Years later when the two friends have left school, even Tina’s super-fit, athlete girlfriend: non-drinking, non-smoking Carol, occasionally scrounges a cigarette from Teen when she’s feeling stressed.
Then there’s the St. Ann’s School for Girls History teacher, Miss Carter, who the girls nickname ‘Smokey Eth’. She’s so addicted she often slips out of lessons for a smoke, leaving her pupils with work to do till she gets back.
Of course it wouldn’t be real without a few anti smokers. Hazel and Tina’s enemy (and then sort of friend) Yvonne Wright is one such. Pupils smoking is absolutely against the school rules at St. Ann’s, and tyrannical Games teacher Miss Baxter drags Hazel and Tina in front of the headmistress when she catches them having a cigarette on school property.

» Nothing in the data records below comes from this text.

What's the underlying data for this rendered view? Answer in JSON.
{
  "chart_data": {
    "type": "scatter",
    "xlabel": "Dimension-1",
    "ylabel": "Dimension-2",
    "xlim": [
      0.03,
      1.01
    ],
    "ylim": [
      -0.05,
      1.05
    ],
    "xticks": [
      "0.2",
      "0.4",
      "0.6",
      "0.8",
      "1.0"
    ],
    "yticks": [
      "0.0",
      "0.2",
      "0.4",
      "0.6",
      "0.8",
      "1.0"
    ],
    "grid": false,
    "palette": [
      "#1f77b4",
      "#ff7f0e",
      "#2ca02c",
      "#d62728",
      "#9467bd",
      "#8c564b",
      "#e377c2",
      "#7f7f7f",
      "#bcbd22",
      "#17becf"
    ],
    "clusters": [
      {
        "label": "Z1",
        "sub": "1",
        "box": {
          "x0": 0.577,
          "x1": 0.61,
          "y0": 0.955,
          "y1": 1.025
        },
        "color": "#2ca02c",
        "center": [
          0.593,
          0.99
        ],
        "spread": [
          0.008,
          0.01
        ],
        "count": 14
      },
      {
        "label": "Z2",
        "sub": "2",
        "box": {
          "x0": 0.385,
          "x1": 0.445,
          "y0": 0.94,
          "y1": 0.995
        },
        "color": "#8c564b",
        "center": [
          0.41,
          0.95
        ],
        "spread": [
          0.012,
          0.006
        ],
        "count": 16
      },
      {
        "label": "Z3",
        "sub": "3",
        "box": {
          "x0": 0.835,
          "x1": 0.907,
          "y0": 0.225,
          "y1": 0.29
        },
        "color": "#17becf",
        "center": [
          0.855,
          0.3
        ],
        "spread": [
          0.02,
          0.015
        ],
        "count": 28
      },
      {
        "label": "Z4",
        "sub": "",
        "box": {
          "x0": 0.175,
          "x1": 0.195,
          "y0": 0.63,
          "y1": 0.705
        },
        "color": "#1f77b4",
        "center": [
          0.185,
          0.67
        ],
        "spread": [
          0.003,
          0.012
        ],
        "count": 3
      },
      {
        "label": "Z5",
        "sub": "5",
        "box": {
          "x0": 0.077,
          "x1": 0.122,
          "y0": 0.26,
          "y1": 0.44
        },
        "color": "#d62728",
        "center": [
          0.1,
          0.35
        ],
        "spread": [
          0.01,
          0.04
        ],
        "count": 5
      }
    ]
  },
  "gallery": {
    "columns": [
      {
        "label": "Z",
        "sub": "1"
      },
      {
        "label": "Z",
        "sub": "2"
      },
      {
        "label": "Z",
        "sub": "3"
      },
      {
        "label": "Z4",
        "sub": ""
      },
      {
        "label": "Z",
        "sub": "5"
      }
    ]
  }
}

Even so, I have other smoking characters, such as Hazel’s beloved Annie (who later quits). Tina’s father smokes a pipe, as does tug captain Chantel Barham, despite (or perhaps because of) her late father being shocked at the sight of a woman smoking a pipe.
A few weeks ago, I finished the first draft of a later book for the series, ‘Sofia’ which features a grown up Sofie Fauld (a.k.a. ‘Monster’) as narrator. It is set 20 years after ‘Haze’ in a much more smoke-free world, so maybe Sofie and her sister Danielle are finally weaning me off any remaining wistfulness for the evil weed. Mind you, even then you will meet a new character, the haughty but beautiful aristocrat, Lady Tara Jackerman-Prodnoze. She is six years older than Sofie, who finds her insufferably patronising, but she also has a taste for exclusive single-malt whiskies and big, expensive Cuban cigars.